Ritual Ngingsah Galih (baas) dan Ngadegang Dewi Tapeni menjadi bagian dari prosesi sebuah upacara besar yang menggunakan sarana banten catur dan mebebangkit maupun karya meayu-ayu. Prosei diawali dengan tahapan mepasaran (medagang-dagangan).

Kemudian dilanjutkan dengan ngingsah galih, ngereka galih, ngaga tirta, pereresik, pekeling bhatara kabeh, nedunang Ida Bhatara Dewi Tapeni lan Ida Bhatara Rare Angon. Prosesi tersebut dipimpin oleh Ida Pandita Mpu Nabe Istri Dwija Witaraga Sanyasi, dari Gerya Taman Sari Asrahama Kekeran.

Pada prosesinya, Ngingsah Galih menggunakan empat jenis beras.
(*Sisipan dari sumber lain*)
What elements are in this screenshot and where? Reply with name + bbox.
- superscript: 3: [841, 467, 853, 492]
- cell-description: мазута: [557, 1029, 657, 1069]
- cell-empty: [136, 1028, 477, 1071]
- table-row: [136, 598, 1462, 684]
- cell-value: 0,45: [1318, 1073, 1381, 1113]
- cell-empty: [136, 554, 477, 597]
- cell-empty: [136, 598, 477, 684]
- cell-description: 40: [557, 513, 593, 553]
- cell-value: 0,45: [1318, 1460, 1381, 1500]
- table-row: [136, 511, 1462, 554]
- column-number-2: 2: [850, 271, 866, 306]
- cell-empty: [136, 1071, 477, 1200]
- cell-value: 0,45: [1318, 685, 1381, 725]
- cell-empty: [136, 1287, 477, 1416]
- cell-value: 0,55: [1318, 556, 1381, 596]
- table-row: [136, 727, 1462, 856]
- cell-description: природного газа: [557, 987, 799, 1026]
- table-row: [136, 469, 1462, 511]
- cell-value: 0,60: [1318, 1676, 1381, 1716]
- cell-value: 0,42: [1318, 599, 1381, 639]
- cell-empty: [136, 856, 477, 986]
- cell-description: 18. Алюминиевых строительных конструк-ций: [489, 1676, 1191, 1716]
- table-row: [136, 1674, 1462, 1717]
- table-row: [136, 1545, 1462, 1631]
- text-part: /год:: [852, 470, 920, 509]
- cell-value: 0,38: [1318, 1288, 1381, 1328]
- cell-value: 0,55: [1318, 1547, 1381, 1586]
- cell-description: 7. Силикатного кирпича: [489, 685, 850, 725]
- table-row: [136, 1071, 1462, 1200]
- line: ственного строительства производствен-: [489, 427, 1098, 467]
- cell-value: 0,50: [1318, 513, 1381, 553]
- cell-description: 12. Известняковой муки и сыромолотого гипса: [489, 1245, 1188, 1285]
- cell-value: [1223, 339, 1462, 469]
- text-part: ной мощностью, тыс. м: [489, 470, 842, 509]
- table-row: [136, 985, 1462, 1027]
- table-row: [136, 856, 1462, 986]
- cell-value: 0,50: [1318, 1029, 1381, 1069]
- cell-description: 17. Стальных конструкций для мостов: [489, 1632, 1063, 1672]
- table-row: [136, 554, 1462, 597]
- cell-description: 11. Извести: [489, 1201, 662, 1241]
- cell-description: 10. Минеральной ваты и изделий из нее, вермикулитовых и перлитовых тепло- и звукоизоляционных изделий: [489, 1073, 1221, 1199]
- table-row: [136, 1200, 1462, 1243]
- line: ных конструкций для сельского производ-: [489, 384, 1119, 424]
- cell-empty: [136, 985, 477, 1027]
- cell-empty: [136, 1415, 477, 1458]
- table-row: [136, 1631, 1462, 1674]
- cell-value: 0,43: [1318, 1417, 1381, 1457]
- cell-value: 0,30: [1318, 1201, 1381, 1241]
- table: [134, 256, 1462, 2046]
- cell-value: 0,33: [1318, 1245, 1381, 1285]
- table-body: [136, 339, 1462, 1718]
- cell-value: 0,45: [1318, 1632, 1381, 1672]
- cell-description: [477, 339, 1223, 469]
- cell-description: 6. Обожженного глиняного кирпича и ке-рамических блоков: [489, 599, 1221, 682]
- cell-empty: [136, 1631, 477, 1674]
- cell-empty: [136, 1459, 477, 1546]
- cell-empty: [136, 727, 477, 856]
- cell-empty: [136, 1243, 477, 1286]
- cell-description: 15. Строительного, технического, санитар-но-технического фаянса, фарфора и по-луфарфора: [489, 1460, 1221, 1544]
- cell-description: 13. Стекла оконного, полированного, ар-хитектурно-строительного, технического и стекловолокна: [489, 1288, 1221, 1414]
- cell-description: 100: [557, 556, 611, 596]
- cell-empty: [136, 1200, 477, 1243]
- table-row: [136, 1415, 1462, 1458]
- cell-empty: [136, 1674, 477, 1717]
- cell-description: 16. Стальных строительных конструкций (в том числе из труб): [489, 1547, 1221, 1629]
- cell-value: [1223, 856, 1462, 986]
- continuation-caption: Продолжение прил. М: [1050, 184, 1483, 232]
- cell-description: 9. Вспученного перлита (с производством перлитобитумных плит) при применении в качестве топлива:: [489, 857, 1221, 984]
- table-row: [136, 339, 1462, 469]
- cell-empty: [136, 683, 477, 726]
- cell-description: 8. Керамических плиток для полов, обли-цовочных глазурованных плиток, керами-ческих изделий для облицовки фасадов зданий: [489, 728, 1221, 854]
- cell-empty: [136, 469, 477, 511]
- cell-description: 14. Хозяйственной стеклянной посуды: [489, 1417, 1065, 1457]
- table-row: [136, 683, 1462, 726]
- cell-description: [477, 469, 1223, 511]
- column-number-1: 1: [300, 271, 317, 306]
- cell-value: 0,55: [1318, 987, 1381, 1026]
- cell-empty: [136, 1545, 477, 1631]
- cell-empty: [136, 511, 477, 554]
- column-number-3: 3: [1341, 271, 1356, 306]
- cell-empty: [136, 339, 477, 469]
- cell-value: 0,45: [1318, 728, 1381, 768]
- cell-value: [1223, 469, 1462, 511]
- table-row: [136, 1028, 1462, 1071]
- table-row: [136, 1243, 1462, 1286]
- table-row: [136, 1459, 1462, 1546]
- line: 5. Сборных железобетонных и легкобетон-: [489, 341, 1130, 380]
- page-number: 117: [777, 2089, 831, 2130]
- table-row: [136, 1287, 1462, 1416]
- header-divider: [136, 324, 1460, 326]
Yakni beras hitam (injin), beras putih, beras merah dan beras injin. Masing-masing beras memiliki makna filosofis tersendiri. Dimana, beras putih simbol dari badan ketan simbol dari kulit, injin simbol dari rambut dan merah simbol dari bibir.

Saat ngingsah galih digunakan unsure panca datu. Dimana warna merah dari tembaga, putih dari perak, kuning dari mas, selaka dan mirah. Galih disaring dengan menggunakan kukusan. Sedangkan air bekas cucian beras tersebut ditempatkan pada payuk (periuk). Kemudian air yang digunakan adalah sarana toya ening atau air suci yang sudah disucikan oleh sang sulinggih, pancuran, air sudamala dari taman maupun kelebutan. Bahkan, dilarang menggunakan air ledeng.

Prosesi diawali dengan menuangkan beras ke dalam kukusan dan di aduk dengan sarana ambengan yang diikat serta berisi panca datu ditambah manik pitu. Ini mengandung makna mensucikan semua sarana yang akan dipakai dalam segala upakara yadnya. Dalam prosesi tersebut semua terlibat seperti sulinggih pemangku sarati banten.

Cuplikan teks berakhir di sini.